It has been more than two years since the Walker County Humane Society shut down its facility citing a deficiency in funding.
The county took over operation of the current animal shelter in July 2011.
The city of Jasper also shares some of the financial responsibilities for the shelter.
State law requires the county to provide a suitable pound, and the same statute obligates the city to either maintain its own shelter or contribute to the county pound because Jasper’s population exceeds 5,000.
“We are saying to you that we want to cooperate with you and do what’s best for all. We’re not sure what that is until you tell us, but we’ve got to go because we are not in compliance,” county attorney Eddie Jackson said.
Commissioners are ready to move forward with construction of an animal shelter in early 2014.
The 1,200 to 1,500 square foot facility is expected to be located at the county landfill.
Jackson said a shelter accommodating the city and the county could expect to serve between 4,000 and 5,000 animals per year.
Construction cost for such a shelter would be at least $300,000.
Jackson alluded to grant opportunities that would be available if the two entities were working together on the project.
Mayor Sonny Posey said the city has $95,000 set aside for the animal shelter in its current budget, which includes the pro rata share required by the state statute as well as the salary for an animal control officer.
Commissioner Keith Davis said the county’s current budget for the animal shelter is $112,000.
A key point of Monday’s discussion was not only how much money the city would be willing to contribute to the shelter, but how many animals it would be allowed to house in the new facility.

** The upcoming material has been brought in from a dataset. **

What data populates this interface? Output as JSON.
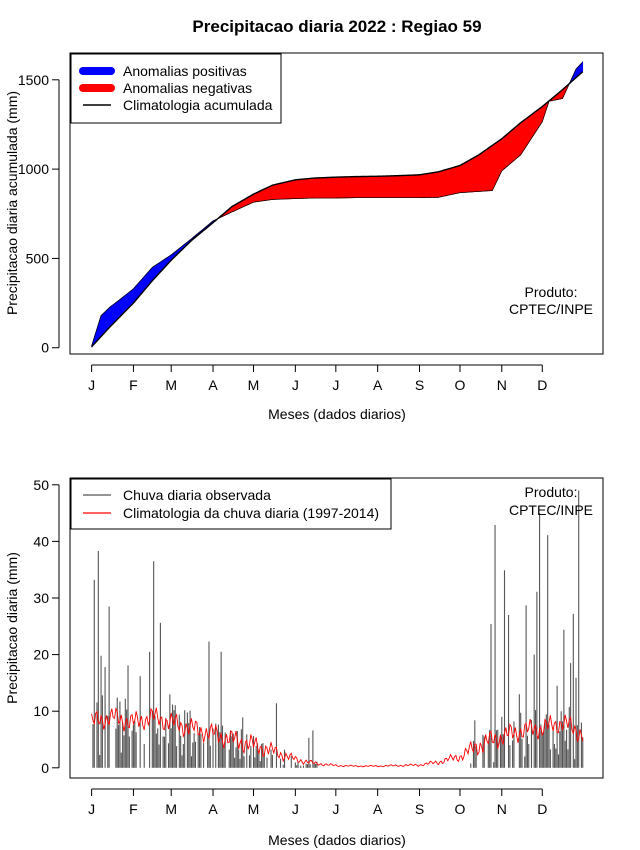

Jasper council member Jennifer Smith said a lack of space is one reason why the city’s leash law cannot be strictly enforced.
The city’s animal control officer stops picking up strays once the shelter is full.
“If we are really going to enforce this leash law, we need to make sure that there is enough room,” Smith said.
The city can currently house up to eight animals at the shelter.
After a seven day stay, each animal either remains on the county’s side of the shelter until it is adopted or is euthanized to make room for another animal.
A point of contention was how many animals that are brought to the shelter come from the county versus the city.
Smith said current numbers show an 80-20 split, but others suggested that percentage would easily double if the city’s animal control officer was given additional spaces to fill.
Commissioner Dan Wright suggested basing the city’s financial responsibilities on an initial percentage and then making annual adjustments.
“What if we agreed to take $60,000 in our budget, which would be 30 percent of your total operating cost, and we’d ask for 30 percent of the space?” Mayor Sonny Posey said.
Davis said such an arrangement would likely serve the best interest of all parties.
“I think the easiest thing to do is to come up with an agreement where we build and manage the shelter and you come in on a per-pay basis that we reevaluate each year when we get some true statistics. That’s probably the simplest way to move forward. What I don’t want to happen is for us to look up three months from now and we don’t have anything moving,” Davis said.
Commissioner Steven Aderholt said he also believed it would be best for the county to assume full responsibility for the operation of the shelter.
“You would get what you would expect to get in return. If it’s so many animals per year, then that’s what you can expect from us. But as far as having a city side versus a county side, the county should be able to run it and the city should be expected to contribute what you’re going to contribute,” Aderholt said.
Officials agreed to meet on Monday, Dec. 16, to discuss the animal shelter again.